I really do have my own garden, but it's been a rather chaotic summer. First, I was gone for a business trip to Germany, then my wife departed for five weeks to lead a summer student group to Germany as well. I've been up to my ears in kid care and domesticity, and have just tried to keep things alive. Not all is lost, so more on that in a later post.
While in Germany, I had a chance to visit what one could call the Napa Valley of Germany, the Pfalz, which goes by the inelegant name of the Palatinate in English. It's in far western Germany, near the French border, and is literally covered with vineyards and farms. According to a German friend of mine who hails from the area, it sits in a weather hole and tends to have milder winter than surrounding regions. Given that I saw figs (figs!) growing there, his account seems plausible.

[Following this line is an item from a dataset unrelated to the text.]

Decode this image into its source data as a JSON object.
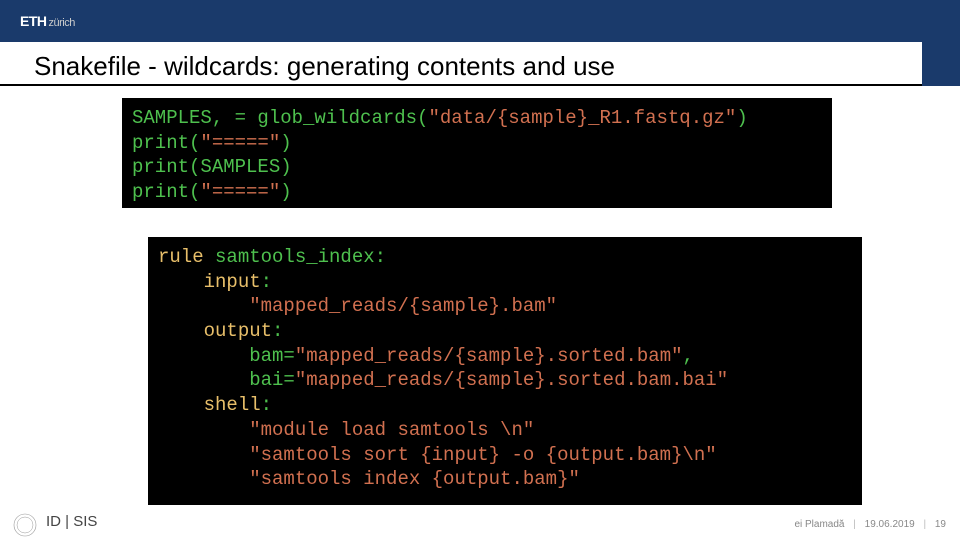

One thing I observed was that Germany is in the throes of transitioning away from the curse of monoculture. No more vineyards devoid of any vegetation but grape vines. There are vineyards with flowers, rose bushes, and lots and lots of weeds. They are trying to reduce the use of noxious chemicals in agriculture, and one of the best ways to do this is to avoid monocultures. Inspired by what I saw, I'm thinking more about how I combine plants in my own yard, not just aesthetically or in a companion plant sense, but in terms of helping them fend off pests on their own.